Every selection and outcome is appended to bandit_events (append-only — never updated or deleted), which is what makes the learning auditable. This is the outreach content bandit; it is distinct from Phase 5's budget allocation optimization, which rebalances spend across campaigns/sources.
5. How the outreach flow works (the part we build)
Plain-language flow:
- Phase 1 hands us qualified targets, highest benchmark first.
- For each target, the bandit picks the
StepVersionfor mail 1 and Claude writes it from the editable prompt + the target's data. - The platform sends it from a warmed-up Exchange Online mailbox as a chosen
VirtualEmployee. - If there's no reply after the wait window, mail 2 goes out, then mail 3 — a 3-mail sequence, each step bandit-selected.
- Inbound mail is read back via Graph and reply processing classifies it (genuine reply / spam / out-of-office / bounce / unsubscribe).
- We update the target's state: a reply routes it toward sales; three mails with no reply hands it off to Connect (Phase 3); a bounce or unsubscribe takes it out of the flow.
- Each outcome feeds the bandit (
bandit_events) so later sends favour the winning versions.
The benchmark score carries through, so Connect later works the no-responders in the same priority order.
6. The scope note: owning the sender layer
An earlier exploratory design floated renting a turnkey sequencing SaaS to make the fabricated "virtual employees", domain warm-up, randomised sending, and simulated vacations/sick-days redundant. This repo deliberately keeps that layer in-house — the synthetic sender identities and their human-looking behaviour are treated as core product IP, wired directly into the data model and audit trail rather than living inside a third-party tool. Warm-up (the genuinely commoditised, maintenance-heavy part) is the one piece delegated, to Trulyinbox.
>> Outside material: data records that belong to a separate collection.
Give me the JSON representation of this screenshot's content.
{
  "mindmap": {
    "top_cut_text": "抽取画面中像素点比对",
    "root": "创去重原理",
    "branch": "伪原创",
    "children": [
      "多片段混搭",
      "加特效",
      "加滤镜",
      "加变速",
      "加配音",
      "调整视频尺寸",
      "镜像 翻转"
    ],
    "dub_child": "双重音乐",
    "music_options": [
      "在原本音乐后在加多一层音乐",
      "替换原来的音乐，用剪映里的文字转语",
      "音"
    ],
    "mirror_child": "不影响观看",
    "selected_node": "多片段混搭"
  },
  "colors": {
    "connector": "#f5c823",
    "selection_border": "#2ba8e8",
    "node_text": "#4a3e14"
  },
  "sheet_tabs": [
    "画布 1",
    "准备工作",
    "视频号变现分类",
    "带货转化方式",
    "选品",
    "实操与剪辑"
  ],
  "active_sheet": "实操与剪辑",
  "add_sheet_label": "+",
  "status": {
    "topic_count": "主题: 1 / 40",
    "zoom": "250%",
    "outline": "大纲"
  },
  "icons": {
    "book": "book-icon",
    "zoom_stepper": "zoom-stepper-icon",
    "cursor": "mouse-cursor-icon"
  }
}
7. Legal & compliance notes for this phase
This is the phase where outreach law bites. Note that the full GDPR / spam / UWG compliance layer is explicitly out of scope for v1 in this repo — the points below are design considerations for a written legal opinion before building, not build items:
- UWG (German unfair-competition law) — unsolicited B2B cold email in Germany generally requires prior consent, which directly affects whether and how the email flow may legally operate.
- GDPR — we're contacting named individuals; lawful basis, unsubscribe handling, and retention all apply. Unsubscribe/opt-out should be wired into the target lifecycle when the compliance work is scoped.
- Sender identity — synthetic personas carry legal and reputational exposure; this is a factor in the legal opinion.
Recommendation: get the German data-protection / UWG opinion covering email and calling before building this phase — it may change the sequence design.
8. Decisions needed for Phase 2
- Mailbox provisioning: how many Exchange Online mailboxes / VirtualEmployees per VirtualCompany (1..3), and the licensing plan for them?
- Warm-up: confirm Trulyinbox as the warm-up service and its ramp schedule.
- AI generator: confirm Anthropic Claude (recommended) vs. OpenAI as the generation model.
- Sequence rules: the wait windows between mails 1→2→3, and what exactly counts as "no reply" before handing off to Connect. ⚠️ Needs client sign-off.
- Bandit policy: Thompson Sampling (default) vs. epsilon-greedy, and the reply-window length that defines success/failure.
- Legal sign-off: the UWG/GDPR opinion on cold email — owner and deadline. ⚠️ Needs client sign-off.
- Procurement: who sets up and pays for the Exchange Online licenses, Trulyinbox, and Anthropic accounts? (Third-party secrets live encrypted in the
settingstable, set via UI; the Anthropic key is the one infrastructure credential.)
Appendix — Documentation links
| Integration | Docs |
|---|---|
| Microsoft Graph (Exchange Online mail) | https://learn.microsoft.com/en-us/graph/api/resources/mail-api-overview |
| Trulyinbox (email warm-up) | https://trulyinbox.com |
| Anthropic API (Claude) | https://docs.claude.com/en/api/overview |
| OpenAI API (alternative) | https://platform.openai.com/docs |
Prices, plan gating, and rate limits are approximate and change — confirm on each provider's site. Part of the project docs — Phase 2 of 5.